I would welcome any additions or suggestions.

Sunday, March 9, 2008

Photo Hunt 100 - Different

I've never played Photo Hunt before, but I thought, "Why not? Let's give it a try? What a lovely way to procrastinate. Maybe those essays will grade themselves!"

So here's my very first Photo Hunt find, for the category "Different:"

I took this picture (May 2005) in the graveyard adjacent to a tiny Church of Scotland building in the middle of sheep pasture, somewhere west of Lockerbie. At church had been on that site, in some form or another, since the 600s, according to a plaque inside. This building had been there since either the 1100s or the 1300s...I can't recall.

Why is it different? Because it makes so much sense. Walk through any American cemetery and you will find floofy angels and chubby cherubs and plastic flowers and national flags. While all of those things may reflect our beliefs about death, do any of them have one tiny little thing to do with the fact of death? No. But this stone? The one that's been hanging around in a sheep pasture since 1689? It tells the truth. A skull. That's what lies beneath.

And I loved the ribbons.

Friday, March 7, 2008

Snow Joy!

Substantive words will have to wait while I play in the Texas snow.

The yard is gorgeous, as you can see....

Large Dog is hard at work on his St. Bernard imitation...

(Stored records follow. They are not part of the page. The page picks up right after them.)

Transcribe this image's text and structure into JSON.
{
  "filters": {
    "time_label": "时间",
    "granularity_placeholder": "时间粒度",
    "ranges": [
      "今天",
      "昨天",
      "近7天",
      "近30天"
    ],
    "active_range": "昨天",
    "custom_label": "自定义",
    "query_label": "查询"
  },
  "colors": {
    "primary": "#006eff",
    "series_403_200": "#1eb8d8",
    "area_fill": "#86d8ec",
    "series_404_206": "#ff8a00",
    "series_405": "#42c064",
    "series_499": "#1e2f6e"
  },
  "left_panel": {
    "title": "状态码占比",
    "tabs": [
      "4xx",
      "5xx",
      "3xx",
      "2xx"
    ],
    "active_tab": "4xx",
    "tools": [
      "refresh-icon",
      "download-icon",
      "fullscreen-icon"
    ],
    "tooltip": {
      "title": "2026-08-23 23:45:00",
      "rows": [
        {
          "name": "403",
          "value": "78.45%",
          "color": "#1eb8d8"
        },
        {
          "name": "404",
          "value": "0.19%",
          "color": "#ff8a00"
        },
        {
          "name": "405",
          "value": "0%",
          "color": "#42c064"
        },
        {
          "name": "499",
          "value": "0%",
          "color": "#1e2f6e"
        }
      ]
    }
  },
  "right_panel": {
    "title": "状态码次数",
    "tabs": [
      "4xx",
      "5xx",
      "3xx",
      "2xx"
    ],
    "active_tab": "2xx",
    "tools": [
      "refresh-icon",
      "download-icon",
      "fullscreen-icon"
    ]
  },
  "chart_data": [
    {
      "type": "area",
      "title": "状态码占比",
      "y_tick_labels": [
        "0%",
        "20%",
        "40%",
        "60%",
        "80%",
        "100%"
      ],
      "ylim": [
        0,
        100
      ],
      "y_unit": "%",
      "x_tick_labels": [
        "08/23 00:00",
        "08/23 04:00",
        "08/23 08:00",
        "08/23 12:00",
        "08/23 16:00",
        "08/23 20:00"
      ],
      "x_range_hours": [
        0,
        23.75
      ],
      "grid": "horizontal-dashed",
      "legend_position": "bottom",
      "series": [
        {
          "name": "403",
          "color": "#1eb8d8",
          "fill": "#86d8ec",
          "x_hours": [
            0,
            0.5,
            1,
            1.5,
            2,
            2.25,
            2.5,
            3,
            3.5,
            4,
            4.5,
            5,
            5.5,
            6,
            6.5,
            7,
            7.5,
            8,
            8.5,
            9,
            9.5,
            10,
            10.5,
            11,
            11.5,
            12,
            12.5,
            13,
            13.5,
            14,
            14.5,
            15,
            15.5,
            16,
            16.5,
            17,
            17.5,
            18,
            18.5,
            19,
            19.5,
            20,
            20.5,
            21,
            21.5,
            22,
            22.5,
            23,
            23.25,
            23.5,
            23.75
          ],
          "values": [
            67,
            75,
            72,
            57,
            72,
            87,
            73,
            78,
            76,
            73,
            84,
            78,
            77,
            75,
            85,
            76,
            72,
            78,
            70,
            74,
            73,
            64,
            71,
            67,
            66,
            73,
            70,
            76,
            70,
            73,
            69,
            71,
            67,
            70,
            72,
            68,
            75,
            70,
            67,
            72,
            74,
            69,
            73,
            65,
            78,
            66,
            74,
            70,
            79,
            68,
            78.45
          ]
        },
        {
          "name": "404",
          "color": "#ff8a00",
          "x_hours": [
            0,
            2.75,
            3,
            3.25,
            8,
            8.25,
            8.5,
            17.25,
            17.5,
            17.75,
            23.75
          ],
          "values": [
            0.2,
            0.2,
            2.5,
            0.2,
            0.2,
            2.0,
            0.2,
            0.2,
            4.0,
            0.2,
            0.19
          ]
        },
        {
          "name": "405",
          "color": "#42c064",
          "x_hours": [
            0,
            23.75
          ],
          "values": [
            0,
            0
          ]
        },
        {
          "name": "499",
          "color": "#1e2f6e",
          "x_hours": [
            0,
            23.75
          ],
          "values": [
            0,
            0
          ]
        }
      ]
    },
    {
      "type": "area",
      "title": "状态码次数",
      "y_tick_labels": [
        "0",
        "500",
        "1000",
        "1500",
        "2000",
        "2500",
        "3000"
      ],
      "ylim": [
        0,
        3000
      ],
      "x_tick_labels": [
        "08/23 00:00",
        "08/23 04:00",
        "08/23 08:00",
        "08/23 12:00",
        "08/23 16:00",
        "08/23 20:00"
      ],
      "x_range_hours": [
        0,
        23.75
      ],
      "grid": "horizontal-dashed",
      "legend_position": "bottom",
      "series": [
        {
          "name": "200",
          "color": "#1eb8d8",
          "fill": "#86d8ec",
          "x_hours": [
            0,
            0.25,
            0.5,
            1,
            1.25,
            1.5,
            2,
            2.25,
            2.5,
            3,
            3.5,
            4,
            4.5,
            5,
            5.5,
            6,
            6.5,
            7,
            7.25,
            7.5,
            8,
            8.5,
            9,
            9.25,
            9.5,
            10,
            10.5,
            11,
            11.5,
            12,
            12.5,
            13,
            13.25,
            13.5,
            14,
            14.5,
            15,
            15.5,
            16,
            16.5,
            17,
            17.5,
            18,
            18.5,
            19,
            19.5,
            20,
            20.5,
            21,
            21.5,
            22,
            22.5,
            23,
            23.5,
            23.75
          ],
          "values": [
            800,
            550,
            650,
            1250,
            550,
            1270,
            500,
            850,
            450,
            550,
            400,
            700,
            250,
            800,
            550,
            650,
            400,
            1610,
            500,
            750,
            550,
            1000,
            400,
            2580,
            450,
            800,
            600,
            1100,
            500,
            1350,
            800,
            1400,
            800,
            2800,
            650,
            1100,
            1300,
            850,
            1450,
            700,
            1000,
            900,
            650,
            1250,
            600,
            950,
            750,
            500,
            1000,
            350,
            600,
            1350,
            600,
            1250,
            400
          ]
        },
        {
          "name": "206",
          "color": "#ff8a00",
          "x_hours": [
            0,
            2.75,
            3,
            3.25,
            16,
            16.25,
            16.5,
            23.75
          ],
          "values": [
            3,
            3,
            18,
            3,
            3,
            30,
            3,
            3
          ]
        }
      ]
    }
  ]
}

Small child has enjoyed a snow day...

All are romping, and there's no place to lounge!

Wednesday, March 5, 2008

Turning Texas Blue!

Look for a new substantive post in the next day or so, but for now just


I am a happy veteran of last night's Texas Democratic Caucus process, democracy at its sloppy, beautiful best. Texas had record turnout. Our precinct convention, normally an intimate affair to say the least, spilled out of our room and down the hall. We were forced to delay our start because the last DEMOCRAT didn't vote until after 8 p.m., over an hour after the polls closed.

Over 200 people - aged 18 t0 90 - stood in line to sign their names and write, in their own hand, their picks for the Democratic nominee. In our building, both precincts went for Obama, one narrowly and one overwhelmingly.

I'm under no illusions about November. I suspect Texas will still glow red on CNN. But last night I was proud to be from the Lone Star State.